Acostumbro a cumplir con mi palabra. Me enseñaron a ello ya desde niño y por ende en el ámbito familiar. Me enseñaron y educaron. Esos valores esenciales se enseñan. Se enseñan con el ejemplo en este caso de mis padres, de ambos; se educan al hacerlos de forma intrínseca y por supuesto expandirlos a tus congéneres, entiéndase a mis hijos, aunque ahora de vez en cuando también me empeñe hacerlo con mis nietos.
No llega a ser necesario ese escupitajo en la mano para, con un fuerte apretón de manos, pactar o llegar a un acuerdo. Tampoco la infantil promesa de sangre. No. El pacto, la obligación, estaba -mejor diría está- en mi palabra. Es mi compromiso. Es mi garantía. Es mi valor. Y eso más allá de situaciones, de cargos o responsabilidades. Lo repetiré de nuevo: una persona vale lo que vale su palabra.
Supongo que no seré el único que se haya sentido defraudado cuando alguien ha incumplido la palabra dada. Seguro que esa sensación es más dolosa si procede de alguien cercano; de alguien a quien aprecias, a quien tienes en cierta consideración. O alguien con el que simpatizas, que te atrae o, sin conocerle personalmente, te sientes identificado de alguna forma. Aunque, la verdad, tampoco son necesarias todas esas condiciones para sentirte defraudado.

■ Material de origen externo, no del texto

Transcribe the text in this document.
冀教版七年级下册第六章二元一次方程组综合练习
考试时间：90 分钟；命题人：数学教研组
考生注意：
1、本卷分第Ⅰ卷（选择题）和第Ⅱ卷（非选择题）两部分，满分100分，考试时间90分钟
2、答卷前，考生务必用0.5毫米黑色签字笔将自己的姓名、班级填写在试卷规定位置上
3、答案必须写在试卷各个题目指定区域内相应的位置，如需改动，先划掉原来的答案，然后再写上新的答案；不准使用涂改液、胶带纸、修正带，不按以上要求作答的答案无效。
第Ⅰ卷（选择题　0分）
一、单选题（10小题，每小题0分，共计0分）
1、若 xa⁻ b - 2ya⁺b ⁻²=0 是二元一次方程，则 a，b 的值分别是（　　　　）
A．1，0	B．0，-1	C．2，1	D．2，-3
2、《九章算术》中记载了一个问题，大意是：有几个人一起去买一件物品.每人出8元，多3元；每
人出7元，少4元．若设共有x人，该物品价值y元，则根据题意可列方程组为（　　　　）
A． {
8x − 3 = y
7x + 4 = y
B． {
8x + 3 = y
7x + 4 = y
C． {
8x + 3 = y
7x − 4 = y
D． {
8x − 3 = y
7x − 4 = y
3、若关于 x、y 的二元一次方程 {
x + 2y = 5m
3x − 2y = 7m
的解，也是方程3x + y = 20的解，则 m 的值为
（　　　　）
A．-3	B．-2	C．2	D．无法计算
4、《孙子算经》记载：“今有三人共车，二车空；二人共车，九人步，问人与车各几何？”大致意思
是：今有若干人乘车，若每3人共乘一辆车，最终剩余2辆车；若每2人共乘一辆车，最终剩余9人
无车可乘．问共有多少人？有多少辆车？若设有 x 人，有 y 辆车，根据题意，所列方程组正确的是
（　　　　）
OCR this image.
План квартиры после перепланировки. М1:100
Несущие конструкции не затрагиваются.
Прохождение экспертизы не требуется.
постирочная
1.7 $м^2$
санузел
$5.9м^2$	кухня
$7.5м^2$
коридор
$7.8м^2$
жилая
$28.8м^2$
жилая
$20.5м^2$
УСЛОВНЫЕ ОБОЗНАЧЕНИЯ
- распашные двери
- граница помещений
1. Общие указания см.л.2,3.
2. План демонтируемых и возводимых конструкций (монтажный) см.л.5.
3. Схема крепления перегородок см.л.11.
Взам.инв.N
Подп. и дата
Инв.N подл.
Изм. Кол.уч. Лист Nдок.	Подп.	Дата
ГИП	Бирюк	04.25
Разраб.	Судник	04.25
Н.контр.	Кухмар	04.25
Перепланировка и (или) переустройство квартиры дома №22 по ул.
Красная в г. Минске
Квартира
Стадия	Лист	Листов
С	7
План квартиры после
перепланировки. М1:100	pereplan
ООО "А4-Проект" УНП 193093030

Me pregunto en que tipo de responsabilidad puede incurrir una persona, un ciudadano, al no cumplir con una promesa. Una promesa escrita. Y, por supuesto, lo extiendo también a la de un político. Siendo lego en la materia recurrí a ese espacio mágico de internet. Y, mira por donde, ¡cataplún!, solo encontré una respuesta: Si como mayor de edad has hecho una promesa cierta de matrimonio, que incumples sin causa, tendrás la obligación de resarcir a la otra parte de los gastos hechos y las obligaciones contraídas en consideración al matrimonio prometido.
Mi gozo en un pozo. Pensaba que el político, además de ciudadano, no es alguien cualquiera. Pensaba que tenía una responsabilidad social, no tan solo de sus actos sino de lo que dice, de lo que escribe y se compromete en el programa electoral de su partido, de lo que reiteradamente promete. De todo aquello que -a sabiendas que no va a suceder- lo proclama como el que se vanagloria del oso sin haberlo cazado.
Promesas que se suceden según los acontecimientos en el transcurso de su mandato; al albur de la oportunidad; para alejar el punto de atención sobre otras cuestiones; para atacar o reprochar al contrincante; para hacer sonreír y aplaudir a sus correligionarios. Promesas gratis. Promesas fatuas.
Ocurre en Andalucía. Sucede en Marbella, la ciudad en la que resido. Estoy convencido que en más lugares. A estas alturas de mi vida ya sé que no podré acudir al artículo 45 del Código Civil para pedir responsabilidad. No pretendo que mi regidora me solicite matrimonio. Yo, ya soy feliz.
Pretendo que ella, y quienes así actúan, dejen de prometer lo que ni de lejos tienen conseguido. Pretendo que se diga la verdad. Pretendo que sienta orgullo al hacer suya la frase: una persona vale lo que vale su palabra. Si no es así, déjenme los lectores que añada: no hay mayor fraude que una promesa incumplida.